Spitting wine

Generally, people regard wine drinkers as somewhat refined, maybe even effete and hoity-toity, the sort of people you don’t imagine openly spitting in public like déclassé snuff dippers or baseball players.

Yet, go to any serious wine tasting and there’s spitting everywhere. And not discrete spitting to hide an unfortunate necessity, but ostentatious demonstrations of how to propel a tight tube of wine spit into a bucket.

What in the world?

Spitting wine is elemental skill for those who taste wine for a living. At major wine trade gathering, wine buyers and writers may sample 100 or more wines a day. If they swallowed, game over in first couple of innings.

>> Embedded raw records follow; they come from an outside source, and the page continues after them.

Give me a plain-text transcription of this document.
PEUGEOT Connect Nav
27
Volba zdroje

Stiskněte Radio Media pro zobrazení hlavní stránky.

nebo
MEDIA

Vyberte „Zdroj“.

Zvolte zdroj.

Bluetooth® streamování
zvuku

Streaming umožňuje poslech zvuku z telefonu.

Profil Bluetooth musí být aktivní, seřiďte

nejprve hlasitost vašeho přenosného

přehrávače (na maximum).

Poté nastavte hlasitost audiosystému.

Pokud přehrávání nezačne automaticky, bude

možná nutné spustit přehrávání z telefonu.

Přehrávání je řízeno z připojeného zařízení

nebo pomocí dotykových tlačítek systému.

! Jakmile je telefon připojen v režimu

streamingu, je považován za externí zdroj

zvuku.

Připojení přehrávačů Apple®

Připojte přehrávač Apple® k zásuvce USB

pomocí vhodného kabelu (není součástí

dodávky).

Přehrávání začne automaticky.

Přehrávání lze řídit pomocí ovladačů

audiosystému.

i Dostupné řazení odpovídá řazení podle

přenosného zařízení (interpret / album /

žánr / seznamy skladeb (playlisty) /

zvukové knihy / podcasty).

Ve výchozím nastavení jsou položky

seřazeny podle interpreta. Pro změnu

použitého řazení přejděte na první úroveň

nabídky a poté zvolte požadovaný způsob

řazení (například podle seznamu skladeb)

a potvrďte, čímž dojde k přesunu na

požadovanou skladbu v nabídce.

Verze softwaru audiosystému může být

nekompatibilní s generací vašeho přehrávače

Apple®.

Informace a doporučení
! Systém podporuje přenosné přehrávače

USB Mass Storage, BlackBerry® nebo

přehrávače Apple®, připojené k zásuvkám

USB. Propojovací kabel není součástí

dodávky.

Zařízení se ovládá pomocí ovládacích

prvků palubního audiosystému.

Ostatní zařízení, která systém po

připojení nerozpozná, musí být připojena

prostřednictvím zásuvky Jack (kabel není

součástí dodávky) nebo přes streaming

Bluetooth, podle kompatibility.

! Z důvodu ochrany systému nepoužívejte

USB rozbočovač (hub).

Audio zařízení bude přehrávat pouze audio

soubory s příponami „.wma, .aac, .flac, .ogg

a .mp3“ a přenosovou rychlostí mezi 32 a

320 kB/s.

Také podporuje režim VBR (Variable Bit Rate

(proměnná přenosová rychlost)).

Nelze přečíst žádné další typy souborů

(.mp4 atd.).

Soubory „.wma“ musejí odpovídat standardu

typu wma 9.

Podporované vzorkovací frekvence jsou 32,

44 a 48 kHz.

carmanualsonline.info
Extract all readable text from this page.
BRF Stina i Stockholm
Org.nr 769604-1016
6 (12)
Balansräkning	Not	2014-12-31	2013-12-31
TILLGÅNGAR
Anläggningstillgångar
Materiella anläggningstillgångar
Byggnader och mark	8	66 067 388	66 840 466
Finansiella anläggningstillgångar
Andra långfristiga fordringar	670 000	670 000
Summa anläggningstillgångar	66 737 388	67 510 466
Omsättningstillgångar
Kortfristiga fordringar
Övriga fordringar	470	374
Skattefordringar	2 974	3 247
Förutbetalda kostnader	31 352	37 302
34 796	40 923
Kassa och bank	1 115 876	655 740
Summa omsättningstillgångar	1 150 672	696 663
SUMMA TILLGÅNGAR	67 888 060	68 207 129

There are no taste receptors in your throat. Everything you learn about a wine comes through on the nose and palate (inside your mouth and tongue). Swallowing only adds inebriation.

If you are wise enough to enjoy the San Angelo Cultural Affairs Council’s 26th Annual Wine & Food Festival April 29-May 1, consider spitting.

It may surprise you how you catch more nuances of taste. Smelling, taking into the mouth and swirling tells you something. So does spitting it out. There will be a more intense flavor impression because the alcohol hit on the throat and body will largely be foiled.

Spitting also can serve you well during the drive home. Remember, however, even with spitting you take on some alcohol. Experts say 30 tastes or less with spitting equals one full glass of consumption. Expensive way to get wine buzz, excellent for a taste.


• Ramspeck Cabernet Sauvignon. Dark, red fruits. Nice nose, good value. $18.50.

• Torrederos Ribera del Duero Tinto Torrederos Crianza. Black fruits, tannic backbone, benefits from aeration/decanting. Spain. $18.

• Bodegas Juan Gil Jumilla. Sexy floral quality on the nose, but decanting recommended. Dark berries, velvety tannins, zesty minerality. $17.